Oral Presentation

Endometrium and Endometriosis – It is all the same from a cellular perspective

Lutz Konrad (DE), Raimund Dietze (DE), Fabian Horne (DE), Judith Gronbach (DE), Jessica Kortum (DE), Hans-Rudolf Tinneberg (DE)

[Konrad] Institute of Gynecology and Obstetrics, Giessen, [Dietze] , [Horne] , [Gronbach] , [Kortum] , [Tinneberg]

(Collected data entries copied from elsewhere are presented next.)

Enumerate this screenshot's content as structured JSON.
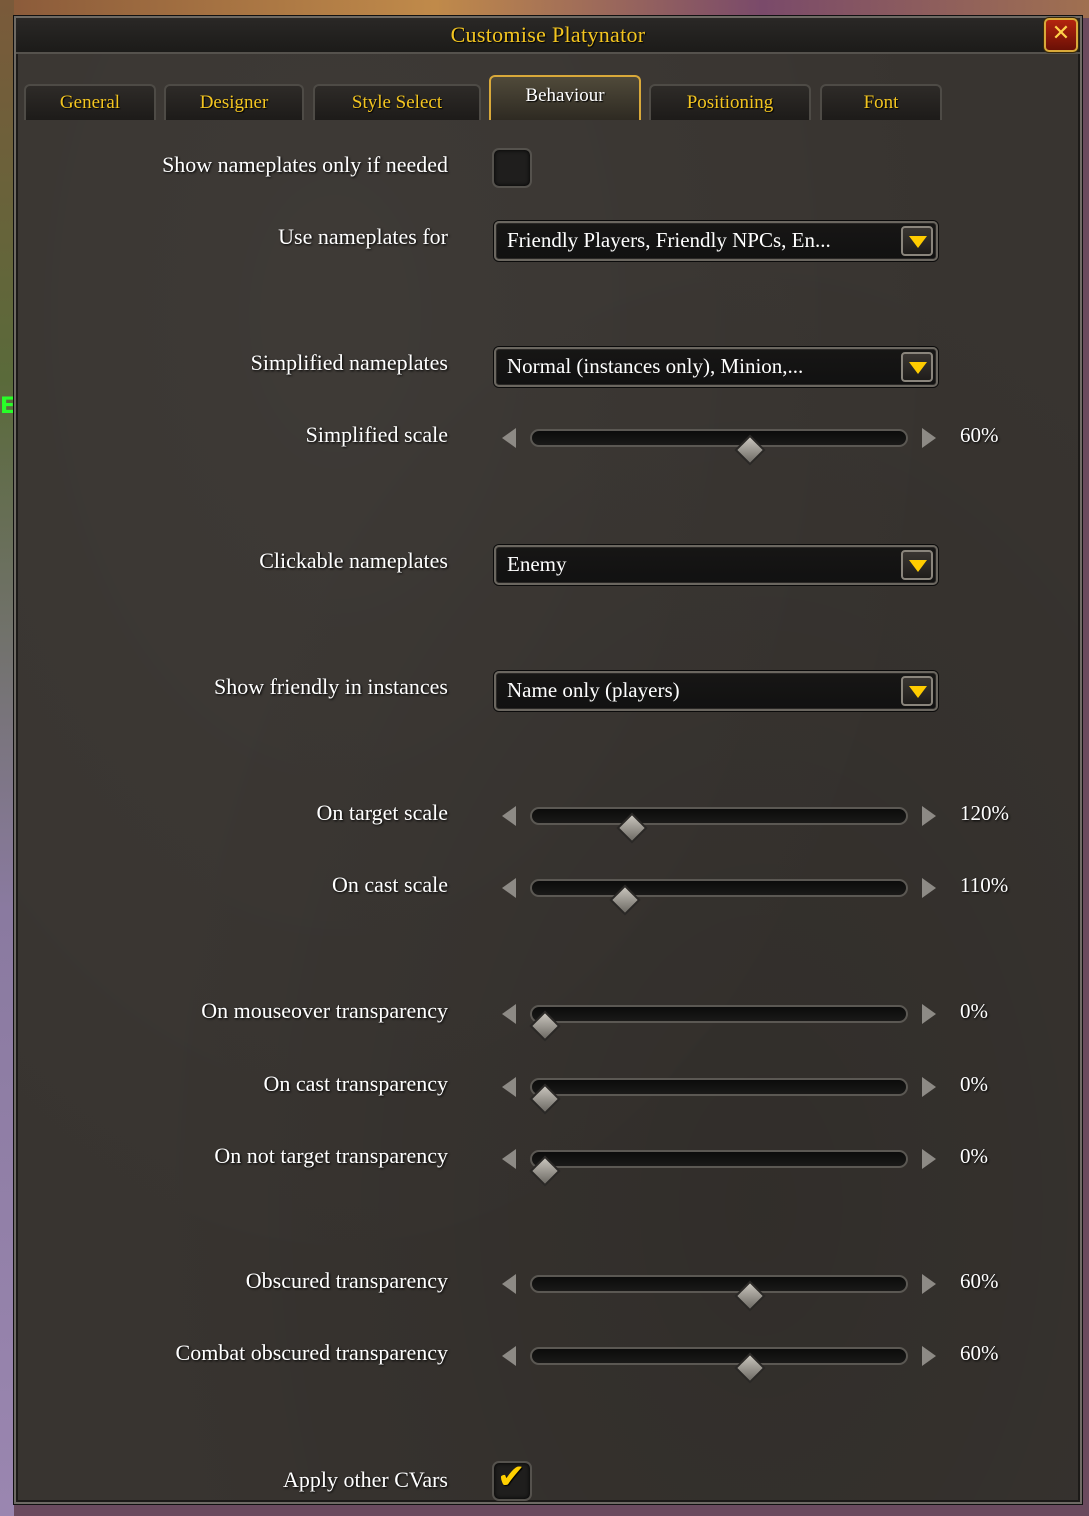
{
  "window": {
    "title": "Customise Platynator",
    "close_label": "✕"
  },
  "background_text": "E",
  "tabs": [
    {
      "label": "General",
      "active": false
    },
    {
      "label": "Designer",
      "active": false
    },
    {
      "label": "Style Select",
      "active": false
    },
    {
      "label": "Behaviour",
      "active": true
    },
    {
      "label": "Positioning",
      "active": false
    },
    {
      "label": "Font",
      "active": false
    }
  ],
  "settings": {
    "show_only_if_needed": {
      "label": "Show nameplates only if needed",
      "checked": false
    },
    "use_nameplates_for": {
      "label": "Use nameplates for",
      "value": "Friendly Players, Friendly NPCs, En..."
    },
    "simplified_nameplates": {
      "label": "Simplified nameplates",
      "value": "Normal (instances only), Minion,..."
    },
    "simplified_scale": {
      "label": "Simplified scale",
      "value_text": "60%",
      "level": 0.59
    },
    "clickable_nameplates": {
      "label": "Clickable nameplates",
      "value": "Enemy"
    },
    "show_friendly_in_instances": {
      "label": "Show friendly in instances",
      "value": "Name only (players)"
    },
    "on_target_scale": {
      "label": "On target scale",
      "value_text": "120%",
      "level": 0.25
    },
    "on_cast_scale": {
      "label": "On cast scale",
      "value_text": "110%",
      "level": 0.23
    },
    "on_mouseover_transparency": {
      "label": "On mouseover transparency",
      "value_text": "0%",
      "level": 0.0
    },
    "on_cast_transparency": {
      "label": "On cast transparency",
      "value_text": "0%",
      "level": 0.0
    },
    "on_not_target_transparency": {
      "label": "On not target transparency",
      "value_text": "0%",
      "level": 0.0
    },
    "obscured_transparency": {
      "label": "Obscured transparency",
      "value_text": "60%",
      "level": 0.59
    },
    "combat_obscured_transparency": {
      "label": "Combat obscured transparency",
      "value_text": "60%",
      "level": 0.59
    },
    "apply_other_cvars": {
      "label": "Apply other CVars",
      "checked": true
    }
  },
  "colors": {
    "accent_gold": "#f3c520",
    "check_yellow": "#ffd000"
  }
}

Context Although it was proposed that peritoneal endometriosis, endometriomas and deep infiltrating endometriosis (DIE) represent three distinct entities, endometriotic glands almost always have an endometrioid appearance and resemble histologically uterine endometrial glands. Objective To assess the phenotype of the epithelial and stromal eutopic and ectopic endometrial cells. Methods In this immunohistochemical (IHC) study, we used for epithelial cells keratin-18, -19 (K18, K19), mucin-1 (MUC1), vimentin, and zinc finger E-box-binding homeobox 1 (ZEB1) and for stromal cells, CD90, CD10, alpha-smooth muscle actin and CD140b. Patients All specimens were obtained by hysterectomy (uteri, n=117) or laparoscopy (n=134 patients with 156 lesions) from patients mainly suffering from pain (~60%). Main Outcome Measures IHC was quantified by the HSCORE (0-3). Furthermore, the percentage of stained stromal cells was quantified and all stained glands in eutopic and ectopic endometrium counted. Results No differences for K18, K19 and MUC1 between endometrium with and without endometriosis were found. In endometriotic lesions K19 and MUC1 were significantly decreased. However, the maintained expression of epithelial markers in all cells of all tissues clearly indicates no loss of the epithelial phenotype. This is further supported by the reduced presence of vimentin in the endometriotic lesions. The increase of ZEB1 especially in DIE, suggests a possible role of partial epithelial mesenchymal transition (EMT). Eutopic endometrium without endometriosis showed a high percentage of stromal cells positive for CD140b (81%), and CD10 (67%), a moderate number of CD90 (58%) and very few α-smooth muscle actin-positive cells (9%). These values are highly similar to cases with endometriosis, except for a significant difference between CD10-positive stromal cells in peritoneal compared to ovarian lesions. Conclusions Although we found a partial EMT of the epithelial cells we did not observe a loss of the epithelial cell phenotype. Thus we propose, that EMT is not a main factor in endometriosis. The marker signature of eutopic and ectopic endometrial stromal cells resembles mostly mesenchymal stromal cells. Our results show clearly that the proportions of the stromal cell types in the endometrium with or without endometriosis does not differ significantly, thus suggesting that the stromal microenvironment does not contribute to the pathogenesis of endometriosis.